Назовем Ларой, Андреем, Сашей, Володей.
распишем про первый поцелуй, про цветы на в карманах мелочь, но
Что ж меня так болит, что ж меня так колотит?
Мы придумаем первый раз и даже прогулки под ручку,
Чтобы все как у этих прекрасных, чудесных людей.
Из нас бы тогдашних вышло ведро отличных гвоздей -
Твердых, с железными шляпками, звонких, везучих.
Придумаем, вылепим хоть какого-нибудь человечка.
Проворочаем его, помучаем, покалечим.
А потом выблюем из себя, и наверное, станет легче.
***
Листья кабачков после заморозков почернели.
Не откликаются на касания, как твои щеки.
Ты отбираешь руки, глаза превращаешь в щелки,
Запираешь себя от меня на все-все защелки.
А я бы тебя носила, как
носят воду
В ладонях, боясь отвлечься, боясь напрячься,
И быпила б до того, как ты превратилась в лед, ну
Выпила б до конца, до самого-самого донца.
Ты права, мне, конечно, зачтется. Тогда уж прячься.
***
Калтык - это рубленное коровье
горло,
Розоватое, вытянутое, как вагина.
Еще в продаже имеем почки,
Печень (говяжью и свиную),
Легкие рубленные,
Кости второй категории,
Уши, рубец, мозги.
Вот бы себя так же разобрать на детальки,
Взвешивать на весах, пуская кровавый сок.
Этому кусок, ну и этой вот тоже кусок.
Они бы меня наконец насовсем сожрали
И больше б меня не трогали, не жевали.
За меня бы так не переживали.
Маме
Молоко остывает и делается невкусным.
Это не чувство, блять, даже не пред-чувство.

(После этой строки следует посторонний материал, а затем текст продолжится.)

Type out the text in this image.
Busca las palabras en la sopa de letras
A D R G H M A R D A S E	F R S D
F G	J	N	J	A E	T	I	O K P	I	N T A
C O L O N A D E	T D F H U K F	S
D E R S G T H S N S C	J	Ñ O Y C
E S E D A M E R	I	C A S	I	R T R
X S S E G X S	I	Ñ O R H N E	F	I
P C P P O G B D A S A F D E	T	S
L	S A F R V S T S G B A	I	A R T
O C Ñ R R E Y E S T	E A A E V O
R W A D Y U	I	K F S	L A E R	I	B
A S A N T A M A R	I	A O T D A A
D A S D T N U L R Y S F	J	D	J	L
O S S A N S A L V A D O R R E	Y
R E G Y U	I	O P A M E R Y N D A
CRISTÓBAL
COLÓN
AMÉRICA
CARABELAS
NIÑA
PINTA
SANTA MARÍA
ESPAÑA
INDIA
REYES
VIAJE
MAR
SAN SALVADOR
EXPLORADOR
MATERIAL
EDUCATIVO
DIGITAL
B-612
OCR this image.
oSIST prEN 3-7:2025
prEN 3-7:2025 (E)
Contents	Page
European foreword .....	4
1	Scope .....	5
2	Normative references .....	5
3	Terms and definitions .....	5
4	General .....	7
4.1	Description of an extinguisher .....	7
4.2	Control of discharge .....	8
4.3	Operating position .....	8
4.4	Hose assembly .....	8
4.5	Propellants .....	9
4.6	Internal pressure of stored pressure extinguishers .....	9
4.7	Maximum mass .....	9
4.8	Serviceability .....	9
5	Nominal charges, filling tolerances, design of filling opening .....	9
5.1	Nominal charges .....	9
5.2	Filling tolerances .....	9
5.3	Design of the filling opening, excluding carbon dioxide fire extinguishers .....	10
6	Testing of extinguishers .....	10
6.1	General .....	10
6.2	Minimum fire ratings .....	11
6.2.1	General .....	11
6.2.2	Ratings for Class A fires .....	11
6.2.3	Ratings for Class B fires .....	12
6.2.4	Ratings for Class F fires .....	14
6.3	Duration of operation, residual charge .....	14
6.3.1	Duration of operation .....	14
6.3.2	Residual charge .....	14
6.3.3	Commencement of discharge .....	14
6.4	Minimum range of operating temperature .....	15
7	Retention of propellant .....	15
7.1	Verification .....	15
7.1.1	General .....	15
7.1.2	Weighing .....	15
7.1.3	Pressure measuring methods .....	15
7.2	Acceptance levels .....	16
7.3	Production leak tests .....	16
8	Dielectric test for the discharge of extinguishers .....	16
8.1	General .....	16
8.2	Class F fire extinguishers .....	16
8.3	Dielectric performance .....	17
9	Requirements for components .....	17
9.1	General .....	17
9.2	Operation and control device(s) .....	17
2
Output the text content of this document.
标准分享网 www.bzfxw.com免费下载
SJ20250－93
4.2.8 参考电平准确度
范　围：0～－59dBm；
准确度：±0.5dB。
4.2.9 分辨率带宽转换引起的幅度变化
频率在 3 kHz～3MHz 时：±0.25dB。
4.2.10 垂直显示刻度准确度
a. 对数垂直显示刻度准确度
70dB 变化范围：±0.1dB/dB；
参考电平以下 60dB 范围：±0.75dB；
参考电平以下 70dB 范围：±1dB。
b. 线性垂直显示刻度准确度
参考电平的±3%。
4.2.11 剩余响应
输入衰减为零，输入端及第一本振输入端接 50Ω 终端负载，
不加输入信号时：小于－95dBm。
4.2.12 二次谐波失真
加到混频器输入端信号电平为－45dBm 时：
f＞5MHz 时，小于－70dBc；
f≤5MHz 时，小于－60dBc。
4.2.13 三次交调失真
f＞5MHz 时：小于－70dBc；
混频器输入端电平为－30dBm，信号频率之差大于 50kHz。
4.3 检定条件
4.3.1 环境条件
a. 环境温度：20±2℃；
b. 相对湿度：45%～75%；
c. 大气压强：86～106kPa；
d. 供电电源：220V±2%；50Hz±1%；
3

Это тени, растенья, ебанные полутона.
Говори за меня сама.
Говори, что больна, и чума,
и совсем охуела.
А потом заверни в себя мое бледное тело
И ходи мной беременная, улыбайся, не открывая рот.
Спи на левом боку и врачих в поликлиниках мучай.
Первый комом, мамуль, во второй раз получится лучше.
Вот увидишь, родная, все по-другому пойдет.
***
Не уступлю свое место ни старухе, ни старику.
Мне скажут - невежливая,
скажут - совсем ку-ку.
А я так чувствую, так теку.
Ведь им умирать, а мне еще долго жить.
Болеть, предавать, на этом ветру дрожать.
Для них скорый финиш, а
мне - очень долгий старт.
Нельзя оступиться, сдуться, нельзя устать.